I've come across the following statement (unfortunately w/o proof, or any details). The statement is as follows:
Lemma. Let $X$ be a random variable, and recall that the common definition of a subgaussian random variable. That is, if there exists a finite $c$ such that the moment generating function $\mathbb{E}\left[\exp\left(c^{-1}X^2\right)\right] < \infty$, then we say $X$ is subgaussian.
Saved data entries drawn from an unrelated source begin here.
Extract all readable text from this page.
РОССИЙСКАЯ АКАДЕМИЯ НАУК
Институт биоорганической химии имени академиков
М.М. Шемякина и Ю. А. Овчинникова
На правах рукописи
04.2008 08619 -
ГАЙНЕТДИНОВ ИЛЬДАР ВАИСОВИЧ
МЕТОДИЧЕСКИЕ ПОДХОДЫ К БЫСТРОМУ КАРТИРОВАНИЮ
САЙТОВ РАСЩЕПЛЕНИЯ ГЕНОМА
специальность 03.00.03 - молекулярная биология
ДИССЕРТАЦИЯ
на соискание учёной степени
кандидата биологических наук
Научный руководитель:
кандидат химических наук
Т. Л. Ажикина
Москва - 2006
Equivalently, $X$ is subgaussian when $\sup_{1 \leq p < \infty}p^{-1/2}||X||_p < \infty.$
So rewriting, I would like to prove that:
$$\exists c < \infty~\text{such that}~\mathbb{E}\left[\exp\left(c^{-1}X^2\right)\right] < \infty \quad\Leftrightarrow\quad \sup_{1 \leq p < \infty}p^{-1/2}||X||_p < \infty.$$
So far.
$\Leftarrow$: Since $X$ is a random variable we have that
$$\sup_{1 \leq p < \infty}p^{-1/2}||X||_p = \sup_{1 \leq p < \infty}p^{-1/2}\left(\mathbb{E}|X|^p\right)^{1/p} < \infty.$$
Not exactly sure how to proceed from here, but the idea I believe is to get the following
$$\sup_{1 \leq p < \infty} p^{-1/2}\left(\mathbb{E}|X|^p\right)^{1/p} = \sup_{1 \leq p < \infty} \int |x|^pd\mu = \dots = \int_0^{\infty} P\left[\exp\left(c^{-1}X^2 \geq x \right)\right]dx = \mathbb{E}\left[\exp\left(c^{-1}X^2\right)\right].$$
$\Rightarrow:$ Not quite sure, but I think we could invoke something like Markov's inequality to start. But I'm not really seeing it.